Human CAG repeat diseases manifest themselves through the common pathology of neurodeneration. This pathological link is attributed to the property shared by all nine of these diseases: an expanded polyglutamine (polyQ) tract. The most evident result of polyQ expansion is protein aggregation, and it is believed that this phenomenon is partly responsible for conferring cytotoxic properties on the mutated protein. Apart from sequestering the mutated protein, cellular aggregates are able to incorporate native proteins via polyQ-mediated aggregation, thus disrupting important cellular pathways. Using Drosophila melanogaster as a disease model, researchers have been able to compile collections of these so-called disease modifiers for most of the CAG repeat diseases. Moreover, a recently characterized Drosophila gene, Dikar, appears to synergistically react with polyQ-expanded proteins in an especially strong fashion, causing a synthetic lethal phenotype.

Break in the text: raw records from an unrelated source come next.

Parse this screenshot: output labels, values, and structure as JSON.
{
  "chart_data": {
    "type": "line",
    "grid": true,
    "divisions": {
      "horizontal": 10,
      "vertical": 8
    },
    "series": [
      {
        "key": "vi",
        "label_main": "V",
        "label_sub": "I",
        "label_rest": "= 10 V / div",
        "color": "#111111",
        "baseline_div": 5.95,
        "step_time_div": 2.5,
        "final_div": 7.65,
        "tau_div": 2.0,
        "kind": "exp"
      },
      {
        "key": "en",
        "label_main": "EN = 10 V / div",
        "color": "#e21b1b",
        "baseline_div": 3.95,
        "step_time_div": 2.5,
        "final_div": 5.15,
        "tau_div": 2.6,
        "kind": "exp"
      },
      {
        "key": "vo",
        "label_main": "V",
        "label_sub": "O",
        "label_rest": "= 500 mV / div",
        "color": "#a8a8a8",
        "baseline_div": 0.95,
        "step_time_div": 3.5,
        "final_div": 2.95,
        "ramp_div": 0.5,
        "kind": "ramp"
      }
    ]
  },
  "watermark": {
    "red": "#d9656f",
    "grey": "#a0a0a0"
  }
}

One potential mechanism by which Dikar causes synthetic lethality involves the genetic construct used to achieve ectopic gene expression: the Gal4-UAS system in conjunction with the Drosophila eye-specific transcription factor Glass and its enhancer sequence GMR. A suspected chromatin remodeling complex, Dikar may create a feedback loop involving GMR that would result in increased polyQ expression and thus cell death. To test whether this phenomenon was responsible for synthetic lethality, a (GFP) reporter gene assay was carried out using two versions of GMR: longGMR and shortGMR. The findings of this study demonstrated that Dikar did not affect GMR-driven expression levels of the GFP reporter. Therefore, it was concluded that synthetic lethality is not the result of a self-perpetuating circuit but rather involves either direct or indirect interactions between Dikar and the polyQ protein.